Ø Human Health: Plastic bags create a health problem: Plastics are made from petrochemicals which release a variety of toxins during the entire life cycle of plastic—from production through use and disposal. A recent Ocean Conservancy study found that 9% of the fish in the Pacific gyre contained plastic in their stomachs-mostly broken down into tiny trash. This is particularly disturbing because the fish connect the bottom rung of the food chain (plankton) to higher levels up the food chain. And according to Liza Kaas Boyle, Plastic Pollution Coalition, research is demonstrating that these toxins such as bisphenol A (BPA) and phthalates appear to be inflicting terrible health consequences on humans. Not only do plastics release the chemicals that were used in their manufacture, they also act like sponges in the marine environment and accumulate additional toxic chemicals like PCB’s and DDT’s from the surrounding water. Toxic plastic fragments have, therefore, entered our human food chain through their ingestion by the oceans` fish.
Ø The Consumer: Plastic bags have been cleverly marketed as “free”, abundant, disposable tools that facilitate our quality of life. Nothing could be further from the truth. They are, in fact, environmentally as well as economically, expensive.
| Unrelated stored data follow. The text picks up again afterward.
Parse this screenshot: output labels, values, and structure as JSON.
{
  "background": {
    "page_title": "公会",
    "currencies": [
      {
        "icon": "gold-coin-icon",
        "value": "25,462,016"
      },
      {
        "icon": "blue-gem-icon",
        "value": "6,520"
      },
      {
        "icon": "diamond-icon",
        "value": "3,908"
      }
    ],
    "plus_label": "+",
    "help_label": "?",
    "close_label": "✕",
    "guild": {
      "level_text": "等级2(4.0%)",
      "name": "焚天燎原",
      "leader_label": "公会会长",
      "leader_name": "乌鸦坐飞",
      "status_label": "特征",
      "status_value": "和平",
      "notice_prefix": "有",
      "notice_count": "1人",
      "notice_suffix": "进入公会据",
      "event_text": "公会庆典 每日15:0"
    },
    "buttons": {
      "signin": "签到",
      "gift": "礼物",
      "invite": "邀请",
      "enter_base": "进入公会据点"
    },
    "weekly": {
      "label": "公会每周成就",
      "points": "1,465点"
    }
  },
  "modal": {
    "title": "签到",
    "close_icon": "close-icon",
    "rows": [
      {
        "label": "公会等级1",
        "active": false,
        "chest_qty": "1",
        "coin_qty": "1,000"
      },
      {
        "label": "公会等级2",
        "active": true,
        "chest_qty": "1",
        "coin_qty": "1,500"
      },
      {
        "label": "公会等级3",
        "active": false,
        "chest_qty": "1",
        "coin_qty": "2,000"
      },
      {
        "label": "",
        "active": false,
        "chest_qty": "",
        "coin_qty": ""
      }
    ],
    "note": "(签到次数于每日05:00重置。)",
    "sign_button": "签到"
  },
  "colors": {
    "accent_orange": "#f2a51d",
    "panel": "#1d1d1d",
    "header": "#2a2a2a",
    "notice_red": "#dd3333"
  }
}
The plastic bag manufacturers pocket their manufacturing profits while they cleverly pass off the subsequent downstream costs to local and state government agencies.
i) The effect on our environment : ocean, marshes, rivers. We are all familiar with the sight of plastic bags strewn along our roadsides, hanging on trees and hedges, in our rivers and creeks, or blowing across fields and beaches.
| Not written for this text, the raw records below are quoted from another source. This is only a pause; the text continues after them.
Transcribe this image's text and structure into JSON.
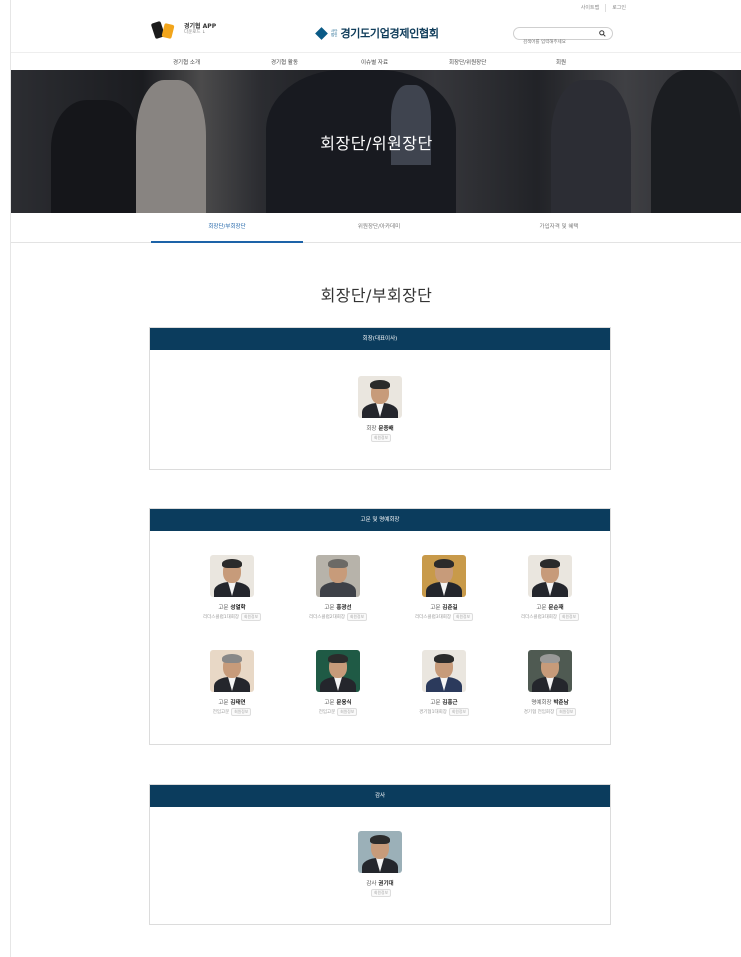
{
  "utility": {
    "links": [
      "사이트맵",
      "로그인"
    ]
  },
  "header": {
    "app_title": "경기협 APP",
    "app_sub": "다운로드 ↓",
    "logo_mini_1": "사단",
    "logo_mini_2": "법인",
    "logo_name": "경기도기업경제인협회",
    "search_placeholder": "검색어를 입력해주세요"
  },
  "nav": {
    "items": [
      "경기협 소개",
      "경기협 활동",
      "이슈별 자료",
      "회장단/위원장단",
      "회원"
    ]
  },
  "hero": {
    "title": "회장단/위원장단"
  },
  "tabs": {
    "items": [
      "회장단/부회장단",
      "위원장단/아카데미",
      "가입자격 및 혜택"
    ],
    "active": 0
  },
  "section_title": "회장단/부회장단",
  "groups": [
    {
      "title": "회장(대표이사)",
      "members": [
        {
          "role": "회장",
          "name": "문종배",
          "org": "",
          "badge": "회원정보"
        }
      ]
    },
    {
      "title": "고문 및 명예회장",
      "members": [
        {
          "role": "고문",
          "name": "성열학",
          "org": "리더스클럽1대회장",
          "badge": "회원정보"
        },
        {
          "role": "고문",
          "name": "홍광선",
          "org": "리더스클럽2대회장",
          "badge": "회원정보"
        },
        {
          "role": "고문",
          "name": "김춘길",
          "org": "리더스클럽3대회장",
          "badge": "회원정보"
        },
        {
          "role": "고문",
          "name": "문순재",
          "org": "리더스클럽3대회장",
          "badge": "회원정보"
        },
        {
          "role": "고문",
          "name": "김태연",
          "org": "전임고문",
          "badge": "회원정보"
        },
        {
          "role": "고문",
          "name": "문웅식",
          "org": "전임고문",
          "badge": "회원정보"
        },
        {
          "role": "고문",
          "name": "김홍근",
          "org": "경기협1대회장",
          "badge": "회원정보"
        },
        {
          "role": "명예회장",
          "name": "박춘남",
          "org": "경기협 전임회장",
          "badge": "회원정보"
        }
      ]
    },
    {
      "title": "감사",
      "members": [
        {
          "role": "감사",
          "name": "권기대",
          "org": "",
          "badge": "회원정보"
        }
      ]
    }
  ],
  "colors": {
    "bar": "#0b3c5d",
    "accent": "#1d63a8"
  }
}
ii) Cost at landfills: Horry County officials estimate that they spend an extra $15,000 in labor costs per year due to the plastic bags that arrive into their facility. Statewide there are 17 landfills so this translates into additional landfill costs of approximately $250,000. This does not include the cost for actual space in the landfill that is required for the plastic bag trash.
Our SC recycling centers consider plastic bags to be a major menace to their operations. Unlike other categories such as newspaper, cardboard, aluminum cans etc, which can be sold off profitably by the recycling centers, there are almost no secondary markets for the single-use plastic bag. (Trex Recycling is the only company that I could find)! As a result, almost all of the plastic bags that arrive into our recycling centers simply end up in the landfill.
And If not successfully separated from other trash on arrival at the recycling center, the plastic bags jam up the recycling machinery and are the single largest cause of down-time at the centers. Horry County landfill personnel estimate that 25% of their labor costs go into removing plastic from the sorting machinery.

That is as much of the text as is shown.